While sometimes boring and time-consuming to set up, the more work you put into getting these essentials set up now, the easier your life will be once you get into the more important aspects of getting your client work done and keeping them happy!
Freelance Bank Account
First off, the exciting bit! Where the funds go when you get paid by your clients.
The Santander Start Up Business Account offers unlimited free day-to-day transactions for a year – or 18 months if you’re already a Santander customer. After the end of the free period, you can choose from four different fees between £7.50 and £40 per month depending on monthly cash deposit withdrawal limits.
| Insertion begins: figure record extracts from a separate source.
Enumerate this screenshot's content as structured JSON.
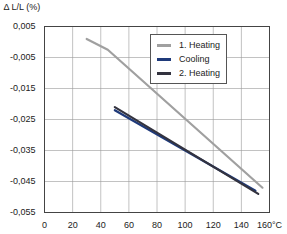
{
  "chart_data": {
    "type": "line",
    "y_label": "Δ L/L (%)",
    "xlim": [
      0,
      160
    ],
    "xticks": [
      0,
      20,
      40,
      60,
      80,
      100,
      120,
      140,
      {
        "value": 160,
        "label": "160°C"
      }
    ],
    "ylim": [
      -0.055,
      0.005
    ],
    "yticks": [
      {
        "value": 0.005,
        "label": "0,005"
      },
      {
        "value": -0.005,
        "label": "-0,005"
      },
      {
        "value": -0.015,
        "label": "-0,015"
      },
      {
        "value": -0.025,
        "label": "-0,025"
      },
      {
        "value": -0.035,
        "label": "-0,035"
      },
      {
        "value": -0.045,
        "label": "-0,045"
      },
      {
        "value": -0.055,
        "label": "-0,055"
      }
    ],
    "grid": true,
    "legend": "top-right",
    "series": [
      {
        "name": "1. Heating",
        "color": "#a0a0a0",
        "x": [
          30,
          45,
          155
        ],
        "values": [
          0.001,
          -0.0025,
          -0.047
        ]
      },
      {
        "name": "Cooling",
        "color": "#1f3a7a",
        "x": [
          50,
          150
        ],
        "values": [
          -0.022,
          -0.048
        ]
      },
      {
        "name": "2. Heating",
        "color": "#33333f",
        "x": [
          50,
          152
        ],
        "values": [
          -0.021,
          -0.049
        ]
      }
    ]
  }
}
NatWest’s Start-ups package has two years of free unlimited transaction banking. After that, you revert to their standard tariff, at which point you pay per transaction. You can open the account if you started trading within the last 12 months, and the company’s turnover is less than £1 million.
These two accounts are effectively just like consumer bank accounts, but for business. The others charge more for you to bank with them or don’t offer the same benefits.
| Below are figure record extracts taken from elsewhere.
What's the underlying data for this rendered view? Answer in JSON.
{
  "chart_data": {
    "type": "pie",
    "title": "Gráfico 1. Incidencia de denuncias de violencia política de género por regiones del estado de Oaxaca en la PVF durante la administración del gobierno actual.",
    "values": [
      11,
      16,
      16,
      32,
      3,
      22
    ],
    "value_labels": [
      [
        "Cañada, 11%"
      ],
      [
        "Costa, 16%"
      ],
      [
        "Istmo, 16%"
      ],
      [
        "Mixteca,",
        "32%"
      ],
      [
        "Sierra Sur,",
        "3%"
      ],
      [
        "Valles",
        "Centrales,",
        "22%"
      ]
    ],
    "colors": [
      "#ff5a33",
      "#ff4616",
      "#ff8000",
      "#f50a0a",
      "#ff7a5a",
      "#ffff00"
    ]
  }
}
There’s more background reading on Small Business Bank Accounts over on Money Saving Expert.
Depending on the area you work in, you’ll either need general public liability insurance or more comprehensive cover if you work with equipment or on location.
If you do work with expensive equipment or you’re on the road a lot, look for a company that offers automatic cover for your portable equipment and public liability, whether you are: on location, in transit or at your home. Also look for Free of charge cover for accidental loss or damage to office contents and equipment, employers’ liability cover and personal accident insurance.
If you’ve got a laptop or smartphone, make sure to get those covered too – you don’t want to be without either for too long as a freelancer, as they’re more critical to your work than you might think!
An excellent accountant is an essential aspect of your new freelance career and worth every penny you spend on them (and they’ll save you a few pennies too…).
I love using Crunch, the online accountants who have a simple to use online system to log all your day-to-day invoices and expenditure, as well as dedicated telephone and email support for all those niggling queries you have.
(Plus we both get £25 Amazon vouchers if you sign up to Crunch using this link!)
I’ve also worked with The Proactive Accountant, honest and trusted accountants based in London in case you need more human contact for your financial goings on.
How you set your freelance essentials up is down to you and your personal preferences, but these areas and links will hopefully have given you something to think about.
And if you haven’t thought about this yet, there’s no time like the present to get going!